Os campos de flores do Quirguistão são uma jóia desconhecida na Ásia Central. Pelo menos para os estrangeiros.
De fato a mais democrática das ex "Stans" soviéticas celebra sua riqueza floral com muito do mesmo orgulho nacionalista que outros países menos dotados, digamos, por alegremente sacrificar tais maravilhas naturais.
De acordo com um site botânico da internet das 80 variedades de tulipas no mundo 22 podem ser encontradas no Quirguistão. "A Holanda é comumente conhecida como o estado das tulipas," o site assinala irritadamente, "mas o estado original da tulipa é de fato o Quirguistão."
Estou andando pelo mundo. Eu já estudei biologia.
A medida em que eu deixo o Quirguistão, cruzando os vales exuberantes das Montanhas Alai me aproximando do país vizinho, o Tajiquistão, eu quebro minha cabeça para me lembrar dos nomes das constelações de flores que, milha após milha, atravessei: papolas, ervas, trepadeiras entre outra plantas medicinais.

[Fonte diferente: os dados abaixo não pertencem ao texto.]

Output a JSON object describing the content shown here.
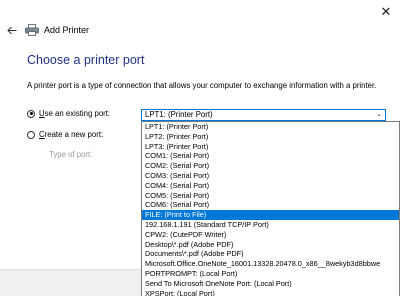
{
  "window": {
    "close_glyph": "✕",
    "title": "Add Printer"
  },
  "page": {
    "heading": "Choose a printer port",
    "description": "A printer port is a type of connection that allows your computer to exchange information with a printer."
  },
  "options": {
    "existing_prefix": "U",
    "existing_rest": "se an existing port:",
    "create_prefix": "C",
    "create_rest": "reate a new port:",
    "type_label": "Type of port:"
  },
  "select": {
    "value": "LPT1: (Printer Port)",
    "chevron": "⌄"
  },
  "dropdown": {
    "items": [
      "LPT1: (Printer Port)",
      "LPT2: (Printer Port)",
      "LPT3: (Printer Port)",
      "COM1: (Serial Port)",
      "COM2: (Serial Port)",
      "COM3: (Serial Port)",
      "COM4: (Serial Port)",
      "COM5: (Serial Port)",
      "COM6: (Serial Port)",
      "FILE: (Print to File)",
      "192.168.1.191 (Standard TCP/IP Port)",
      "CPW2: (CutePDF Writer)",
      "Desktop\\*.pdf (Adobe PDF)",
      "Documents\\*.pdf (Adobe PDF)",
      "Microsoft.Office.OneNote_16001.13328.20478.0_x86__8wekyb3d8bbwe",
      "PORTPROMPT: (Local Port)",
      "Send To Microsoft OneNote Port: (Local Port)",
      "XPSPort: (Local Port)"
    ],
    "selected_index": 9
  },
  "icons": {
    "back": "back-arrow-icon",
    "printer": "printer-icon"
  },
  "colors": {
    "heading": "#1e3287",
    "accent": "#0078d7"
  }
}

Claro que eu retirei esses nomes dos jornais britânicos
É um alento saber - que nesses dias de mídia digital anárquica e rivalizadora - que jornais ingleses não somente empregam "correspondentes botânicos" como também os enviam em missões em lugares distantes e remotos como o Quirguistão para herborizar, a cavalo, para os leitores. ("Sob um sol escaldante nós trotamos montanha acima passando por rosas brancas selvagens e pedras cheias de saxifragas e campânulas.") Não é por acaso que Evelyn Waugh escolheu um escritor acomodado como seu malogrado herói no romance Scoop, sua clássica sátira sobre os correspondentes de guerra. ("Cautelosamente segue pelo brejo encharcado o ocupado ratinho," escreve seu protagonista da coluna de jardinagem, que é enviado para uma zona de guerra por engano na África.)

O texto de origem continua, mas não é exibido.